Since cross-validation will train each model 5 times, we'll have 60 rounds of training.
from sklearn.model_selection import GridSearchCV
param_grid = [
{'n_estimators': [3, 10], 'max_features': [2, 4, 6]},
{'bootstrap': [False], 'n_estimators': [3, 10], 'max_features': [2, 3, 4]},
]
# refit=True means grid search will retrain the best model it could find
# on the whole training set (without cross validation)
grid_search = GridSearchCV(model, param_grid, cv=2,
scoring='neg_mean_squared_error',
refit=True)
grid_search.fit(features, labels)
After our search is done, we can get the best combination of parameters like so:
grid_search.best_params_
{'bootstrap': False, 'max_features': 2, 'n_estimators': 10}
Grid search has also saved the best model it has trained:
grid_search.best_estimator_
RandomForestRegressor(bootstrap=False, criterion='mse', max_depth=None,
max_features=2, max_leaf_nodes=None, min_impurity_decrease=0.0,
min_impurity_split=None, min_samples_leaf=1,
min_samples_split=2, min_weight_fraction_leaf=0.0,
n_estimators=10, n_jobs=1, oob_score=False, random_state=None,
verbose=0, warm_start=False)
And we can also check out the evaluation scores for each set of parameters:
grid_search.cv_results_
Randomized search
As you saw above, grid search makes the number of training rounds explode very quickly. When you have a lot of parameters to test, it might be a good idea to use randomized search instead. It works a lot like GridSearchCV
, but instead of trying out all the possible combinations it evaluates a preset amount of random combinations. This gives you more control over the time and processing power this will take.

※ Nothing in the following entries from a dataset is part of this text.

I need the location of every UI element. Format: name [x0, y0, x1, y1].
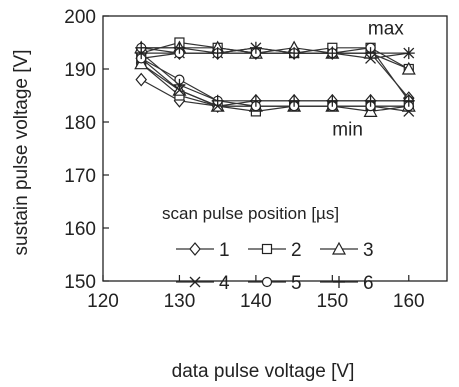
y-tick-label-190: 190 — [64, 60, 96, 81]
legend-marker-3 — [331, 241, 347, 255]
legend-marker-2 — [261, 243, 273, 255]
y-tick-label-150: 150 — [64, 272, 96, 293]
legend-item-4: 4 — [176, 273, 230, 294]
legend-label-2: 2 — [291, 240, 302, 261]
x-tick-label-150: 150 — [316, 291, 348, 312]
data-point-min-6-125 — [135, 47, 148, 60]
data-point-max-6-160 — [402, 47, 415, 60]
legend-label-6: 6 — [363, 273, 374, 294]
data-point-min-6-150 — [326, 94, 339, 107]
annotation-max: max — [368, 19, 404, 40]
y-tick-label-180: 180 — [64, 113, 96, 134]
y-tick-label-200: 200 — [64, 7, 96, 28]
data-point-max-6-130 — [173, 41, 186, 54]
series-line-max-5 — [141, 47, 410, 102]
legend-title: scan pulse position [µs] — [162, 204, 339, 223]
data-point-min-6-140 — [249, 94, 262, 107]
data-point-max-6-135 — [211, 47, 224, 60]
axes: 120 130 140 150 160 150 160 170 180 190 200 data pu… — [11, 7, 448, 382]
data-point-min-6-130 — [173, 78, 186, 91]
data-point-min-1-125 — [135, 72, 148, 87]
x-tick-label-120: 120 — [87, 291, 119, 312]
x-tick-label-130: 130 — [164, 291, 196, 312]
data-point-min-6-160 — [402, 94, 415, 107]
data-point-min-6-155 — [364, 94, 377, 107]
legend-item-2: 2 — [248, 240, 302, 261]
x-tick-label-140: 140 — [240, 291, 272, 312]
legend-marker-4 — [189, 276, 201, 288]
annotations: max min — [332, 19, 404, 141]
legend-marker-5 — [261, 276, 273, 288]
annotation-min: min — [332, 119, 363, 140]
y-axis-label: sustain pulse voltage [V] — [11, 50, 32, 256]
legend-label-5: 5 — [291, 273, 302, 294]
series-line-min-6 — [140, 52, 409, 102]
data-point-max-6-145 — [288, 47, 301, 60]
legend-label-1: 1 — [219, 240, 230, 261]
data-point-max-6-150 — [326, 47, 339, 60]
legend-label-4: 4 — [219, 273, 230, 294]
data-point-max-6-140 — [249, 41, 262, 54]
x-axis-label: data pulse voltage [V] — [172, 361, 355, 382]
plot-area — [134, 37, 416, 118]
data-point-max-3-160 — [401, 61, 416, 75]
legend-item-6: 6 — [320, 273, 374, 294]
series-min-6 — [135, 47, 415, 107]
legend-marker-6 — [333, 276, 345, 288]
plot-frame — [102, 15, 448, 282]
x-tick-label-160: 160 — [393, 291, 425, 312]
y-tick-label-160: 160 — [64, 219, 96, 240]
y-tick-label-170: 170 — [64, 166, 96, 187]
legend-item-5: 5 — [248, 273, 302, 294]
legend: scan pulse position [µs] 1 2 3 4 5 6 — [162, 204, 374, 294]
legend-marker-1 — [189, 242, 201, 256]
data-point-min-6-135 — [211, 94, 224, 107]
legend-item-1: 1 — [176, 240, 230, 261]
series-line-min-5 — [140, 57, 409, 107]
legend-label-3: 3 — [363, 240, 374, 261]
legend-item-3: 3 — [320, 240, 374, 261]
data-point-max-6-155 — [364, 47, 377, 60]
data-point-min-6-145 — [288, 94, 301, 107]
series-line-max-6 — [141, 47, 409, 54]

from scipy.stats import randint
from sklearn.model_selection import RandomizedSearchCV
# Tell random search to sample random values from uniform distribution
param_grid = {'n_estimators': randint(2,10),
'max_features': randint(2,8)}
# Search through random parameters for 100 iterations
randomized_search = RandomizedSearchCV(model, param_grid, n_iter=10,
scoring='neg_mean_squared_error',
refit=True)
randomized_search.fit(features, labels)
RandomizedSearchCV(cv=None, error_score='raise',
estimator=RandomForestRegressor(bootstrap=True, criterion='mse', max_depth=None,
max_features='auto', max_leaf_nodes=None,
min_impurity_decrease=0.0, min_impurity_split=None,
min_samples_leaf=1, min_samples_split=2,
min_weight_fraction_leaf=0.0, n_estimators=10, n_jobs=1,
oob_score=False, random_state=None, verbose=0, warm_start=False),
fit_params=None, iid=True, n_iter=10, n_jobs=1,
param_distributions={'n_estimators': <scipy.stats._distn_infrastructure.rv_frozen object at 0x7fd01bfa2f28>, 'max_features': <scipy.stats._distn_infrastructure.rv_frozen object at 0x7fd01bfa2780>},
pre_dispatch='2*n_jobs', random_state=None, refit=True,
return_train_score='warn', scoring='neg_mean_squared_error',
verbose=0)
Excellent! Just as before, we can take the resulting values like so:
print(randomized_search.best_score_)
print(randomized_search.best_estimator_.n_estimators)
print(randomized_search.best_estimator_.max_features)
Excellent, so we have learned to fine-tune our models using Grid Search and Randomized Search, and now we can always use them to find the optimal parameters for our models!